Proving Equality of Image and Eigenspace for Eigenvalue 1

[chrisb93]

Homework Statement

It's given or I've already shown in previous parts of the question:
A \in M_{nxn}(F)\\<br /> A^{2}=I_{n}\\<br /> F = \mathbb{Q}, \mathbb{R} or \mathbb{C}\\<br /> ker(L_{I_{n}+A})=E_{-1}(A)
Eigenvalues of A must be \pm1

Show im(L_{I_{n}+A})=E_{1}(A) where E is the eigenspace for the eigenvalue 1

(I also need to show that im(L_{I_{n}-A})=E_{-1}(A) but I think that should be simple once I've done one of them)

Homework Equations

The Attempt at a Solution

I know that I need to show both sets are contained within the other set so,

Show im(L_{I_{n}+A}) \subseteq E_{1}(A)
y=L_{I_{n}+A}(x) Let y be a general element of the image
=x+Ax By definition of the transformation
\Rightarrow A y = A x + A^{2} x Multiply through by A
= A x + x As A² is the identity element
\Rightarrow A y = y \in E_{1}(A) As E_{1}(A) := \{ x | A x = x \}

I've no idea how to show E_{1}(A) \subseteq im(L_{I_{n}+A})

 

[HallsofIvy]

You don't seem to have defined "L_{I_n+ A}" in all that.

 

[chrisb93]

You don't seem to have defined "L_{I_n+ A}" in all that.

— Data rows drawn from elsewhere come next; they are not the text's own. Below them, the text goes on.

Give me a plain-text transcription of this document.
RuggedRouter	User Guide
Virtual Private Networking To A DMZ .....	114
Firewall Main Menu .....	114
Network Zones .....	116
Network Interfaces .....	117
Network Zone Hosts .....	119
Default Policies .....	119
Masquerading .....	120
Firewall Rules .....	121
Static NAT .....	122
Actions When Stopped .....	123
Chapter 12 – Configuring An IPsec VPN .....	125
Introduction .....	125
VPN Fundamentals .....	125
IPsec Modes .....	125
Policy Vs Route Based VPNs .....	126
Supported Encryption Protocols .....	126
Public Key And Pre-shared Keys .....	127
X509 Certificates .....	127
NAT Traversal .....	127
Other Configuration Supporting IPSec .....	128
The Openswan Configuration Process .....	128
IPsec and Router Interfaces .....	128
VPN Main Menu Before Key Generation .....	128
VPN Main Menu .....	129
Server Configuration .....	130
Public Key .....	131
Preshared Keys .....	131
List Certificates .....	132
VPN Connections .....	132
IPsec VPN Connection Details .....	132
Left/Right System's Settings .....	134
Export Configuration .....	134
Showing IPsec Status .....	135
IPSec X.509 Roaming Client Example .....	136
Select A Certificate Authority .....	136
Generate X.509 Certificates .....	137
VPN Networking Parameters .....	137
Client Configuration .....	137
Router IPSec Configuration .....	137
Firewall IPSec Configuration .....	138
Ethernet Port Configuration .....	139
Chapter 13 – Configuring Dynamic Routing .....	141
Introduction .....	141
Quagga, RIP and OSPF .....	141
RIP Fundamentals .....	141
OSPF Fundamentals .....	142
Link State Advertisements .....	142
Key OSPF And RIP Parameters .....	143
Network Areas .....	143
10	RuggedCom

It's never specifically defined in the question but I believe the subscript is the matrix representing the map so L(x) = (I_{n} + A)x

 

[micromass]

Take an eigenvector with eigenvalue 1. So Ay=y.

You need to find x such that (A+I)x=y.

What if you take x=y??

 

[chrisb93]

Take an eigenvector with eigenvalue 1. So Ay=y.

You need to find x such that (A+I)x=y.

What if you take x=y??

I don't see how that works, if x=y then Ax=x therefore (A+I)x=Ax+x=2x=y which contradicts itself.